The center’s team assembled a number of innovative apps and technology providers. They included the IT firm Accela for its civic cloud platform and Civic Insight for real-time permit and inspection updates. Pirnejad highlighted the civic engagement app Textizen — soon to be released — that will allow passing traffic to send and receive feedback on construction and inspection sites. Altogether, the apps were able to eliminate the city’s service backlog and streamline the process.
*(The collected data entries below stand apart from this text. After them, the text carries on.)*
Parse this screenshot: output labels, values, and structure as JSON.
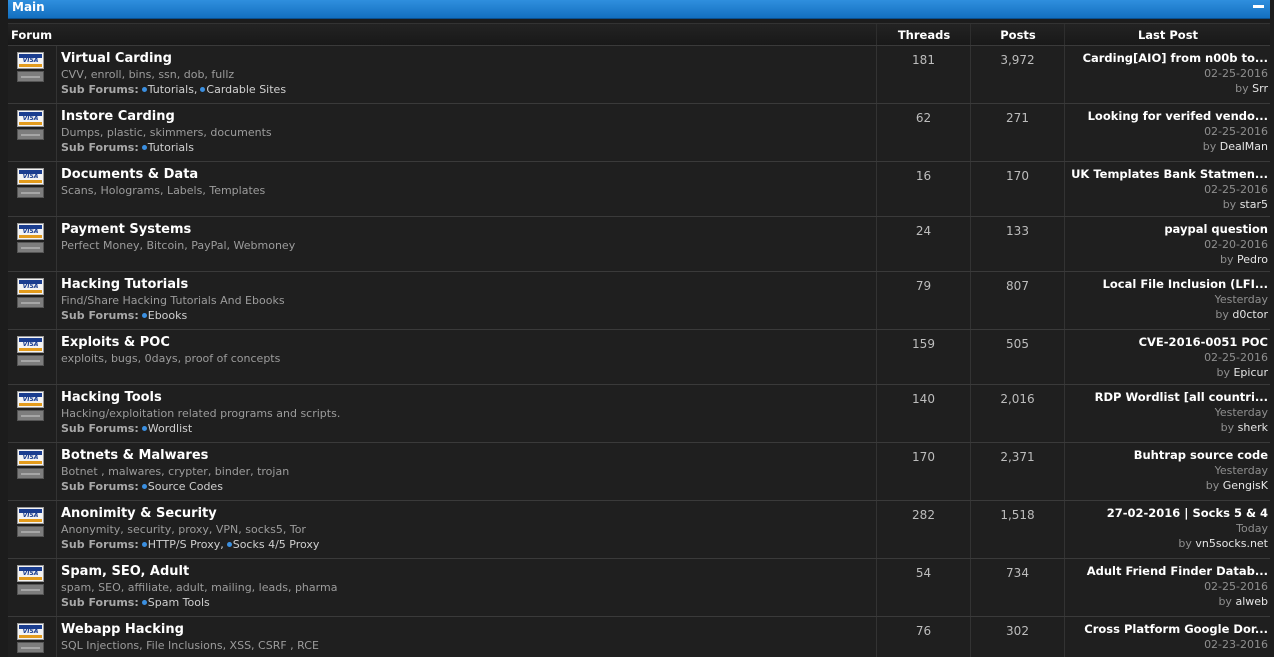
{
  "category": {
    "title": "Main"
  },
  "headers": {
    "forum": "Forum",
    "threads": "Threads",
    "posts": "Posts",
    "last_post": "Last Post"
  },
  "icon_card_text": "VISA",
  "sub_forums_label": "Sub Forums:",
  "by_label": "by",
  "forums": [
    {
      "name": "Virtual Carding",
      "desc": "CVV, enroll, bins, ssn, dob, fullz",
      "subs": [
        "Tutorials",
        "Cardable Sites"
      ],
      "threads": "181",
      "posts": "3,972",
      "last_title": "Carding[AIO] from n00b to...",
      "last_date": "02-25-2016",
      "last_user": "Srr"
    },
    {
      "name": "Instore Carding",
      "desc": "Dumps, plastic, skimmers, documents",
      "subs": [
        "Tutorials"
      ],
      "threads": "62",
      "posts": "271",
      "last_title": "Looking for verifed vendo...",
      "last_date": "02-25-2016",
      "last_user": "DealMan"
    },
    {
      "name": "Documents & Data",
      "desc": "Scans, Holograms, Labels, Templates",
      "subs": [],
      "threads": "16",
      "posts": "170",
      "last_title": "UK Templates Bank Statmen...",
      "last_date": "02-25-2016",
      "last_user": "star5"
    },
    {
      "name": "Payment Systems",
      "desc": "Perfect Money, Bitcoin, PayPal, Webmoney",
      "subs": [],
      "threads": "24",
      "posts": "133",
      "last_title": "paypal question",
      "last_date": "02-20-2016",
      "last_user": "Pedro"
    },
    {
      "name": "Hacking Tutorials",
      "desc": "Find/Share Hacking Tutorials And Ebooks",
      "subs": [
        "Ebooks"
      ],
      "threads": "79",
      "posts": "807",
      "last_title": "Local File Inclusion (LFI...",
      "last_date": "Yesterday",
      "last_user": "d0ctor"
    },
    {
      "name": "Exploits & POC",
      "desc": "exploits, bugs, 0days, proof of concepts",
      "subs": [],
      "threads": "159",
      "posts": "505",
      "last_title": "CVE-2016-0051 POC",
      "last_date": "02-25-2016",
      "last_user": "Epicur"
    },
    {
      "name": "Hacking Tools",
      "desc": "Hacking/exploitation related programs and scripts.",
      "subs": [
        "Wordlist"
      ],
      "threads": "140",
      "posts": "2,016",
      "last_title": "RDP Wordlist [all countri...",
      "last_date": "Yesterday",
      "last_user": "sherk"
    },
    {
      "name": "Botnets & Malwares",
      "desc": "Botnet , malwares, crypter, binder, trojan",
      "subs": [
        "Source Codes"
      ],
      "threads": "170",
      "posts": "2,371",
      "last_title": "Buhtrap source code",
      "last_date": "Yesterday",
      "last_user": "GengisK"
    },
    {
      "name": "Anonimity & Security",
      "desc": "Anonymity, security, proxy, VPN, socks5, Tor",
      "subs": [
        "HTTP/S Proxy",
        "Socks 4/5 Proxy"
      ],
      "threads": "282",
      "posts": "1,518",
      "last_title": "27-02-2016 | Socks 5 & 4",
      "last_date": "Today",
      "last_user": "vn5socks.net"
    },
    {
      "name": "Spam, SEO, Adult",
      "desc": "spam, SEO, affiliate, adult, mailing, leads, pharma",
      "subs": [
        "Spam Tools"
      ],
      "threads": "54",
      "posts": "734",
      "last_title": "Adult Friend Finder Datab...",
      "last_date": "02-25-2016",
      "last_user": "alweb"
    },
    {
      "name": "Webapp Hacking",
      "desc": "SQL Injections, File Inclusions, XSS, CSRF , RCE",
      "subs": [],
      "threads": "76",
      "posts": "302",
      "last_title": "Cross Platform Google Dor...",
      "last_date": "02-23-2016",
      "last_user": ""
    }
  ]
}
Pirnejad also singled out Civic Insight, an app that has re-cast the center’s entire communication process, cutting the workflow between departments and applicants from weeks to real time. The app was built during a 2012 fellowship program hosted by the civic technology organization Code for America. Afterward, it was independently co-founded as a startup by a team that includes Eddie Tejeda, who doubles as the co-founder of Oakland, Calif.’s tech transparency organization OpenOakland.

“In the construction world [slow communications] could cost tens or even hundreds of thousands of dollars. When a building is being constructed, literally money is being spent on an hourly basis [by developers and other applicants] until the project is done.” He said. “It's a very expensive proposition, so time is money.”

The city app functions with a repertoire of features that allow users on a desktop or mobile device to locate property permits by street address, create a watch list for status tracking and receive email alerts as soon as a critical point is reached.

“They were really able to revolutionize the way we communicate with our applicants, or for that matter, for anybody who's interested in what's going on with our construction projects,” Pirnejad said.

Since the launch of Civic Insight last February, the city of Palo Alto has seen more than 700 visitors sign up for the free service and expects that number to grow. Pirnejad equated the user number to 700 fewer phone calls or customers visiting for status updates.

Accela CEO Maury Blackman, who’s involved in an ongoing partnership with the city’s innovation plans, said he thought the game-changing strategy by Palo Alto stemmed from its willingness to embrace technology inspired by the tech community that engages citizens and builds stronger communities.

“Palo Alto has a citizen centric view on customer service. They understand by opening up and democratizing their data, businesses and citizens will have more faith in their government and be more engaged within the community,” Blackman said.

Palo Alto is on track to expand the variety of permit types online. Pirnejad said data analytics are expected to be added later to gain a peripheral vision of trends, innovative processes and predictive strategies.

“We expect over time for it to really make some drastic improvements,” he said.



Jason Shueh is a former staff writer for Government Technology magazine.